L’influenza è tornata. Dopo essere stata latitante negli ultimi due inverni, soprattutto grazie all’uso delle mascherina utilizzate per proteggersi dal Covid-19, quest’anno il malanno stagionale più classico è tornato prepotentemente e colpisce soprattutto i più piccoli.

Secondo i dati del Seremi, il Servizio di riferimento regionale di epidemiologia, in Piemonte i bambini da 0 a 4 anni a letto con la sindrome influenzale sono 5 mila, mentre tra i 5 e i 14 sono 8.500. Tosse, raffreddore e ferbbre in alcuni casi anche molto alta sono i sintomi più classici.

Inoltre è molto virulento anche il virus respiratorio sinciziale (Vrs) che infetta l’apparato respiratorio, provocando bronchiti, bronchioliti e conseguenti problemi respiratori che nei casi più seri necessitano di ossigeno in terapia intensiva. Sono 45 i bambini ricoverati a Torino all’ospedale Regina Margherita.

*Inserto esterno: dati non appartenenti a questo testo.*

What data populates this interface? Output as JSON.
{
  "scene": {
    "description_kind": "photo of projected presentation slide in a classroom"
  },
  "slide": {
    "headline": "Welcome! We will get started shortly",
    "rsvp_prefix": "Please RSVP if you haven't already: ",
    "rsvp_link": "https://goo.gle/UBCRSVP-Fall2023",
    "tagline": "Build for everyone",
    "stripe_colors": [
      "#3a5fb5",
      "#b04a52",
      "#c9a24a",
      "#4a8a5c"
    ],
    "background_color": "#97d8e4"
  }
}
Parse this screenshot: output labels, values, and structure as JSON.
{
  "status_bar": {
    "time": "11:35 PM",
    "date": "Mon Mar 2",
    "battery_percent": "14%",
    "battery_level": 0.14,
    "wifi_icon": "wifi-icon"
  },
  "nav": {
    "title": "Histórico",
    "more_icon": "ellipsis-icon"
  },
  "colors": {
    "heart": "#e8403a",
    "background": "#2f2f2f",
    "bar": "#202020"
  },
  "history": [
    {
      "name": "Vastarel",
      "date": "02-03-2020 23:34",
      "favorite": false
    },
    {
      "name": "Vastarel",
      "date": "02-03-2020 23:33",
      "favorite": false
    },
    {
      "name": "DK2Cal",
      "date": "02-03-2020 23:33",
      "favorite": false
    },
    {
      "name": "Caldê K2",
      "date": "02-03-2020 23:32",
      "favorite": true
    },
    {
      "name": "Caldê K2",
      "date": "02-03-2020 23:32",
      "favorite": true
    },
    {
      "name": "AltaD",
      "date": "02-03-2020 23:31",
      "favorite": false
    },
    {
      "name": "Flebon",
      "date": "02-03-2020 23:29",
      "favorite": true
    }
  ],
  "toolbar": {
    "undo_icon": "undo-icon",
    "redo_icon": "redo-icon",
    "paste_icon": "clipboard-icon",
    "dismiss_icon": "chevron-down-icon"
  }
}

I pediatri, oberati di lavoro e sottonumero, invitano comunque a non allarmarsi. Tenere sotto controllo la febbre, stare qualche giorno a casa al caldo è sufficiente nella gran parte dei casi. Bisogna rivolgersi al pronto soccorso, dopo aver consultato il proprio medico, solo nel caso in cui si presentino delle difficoltà respiratorie.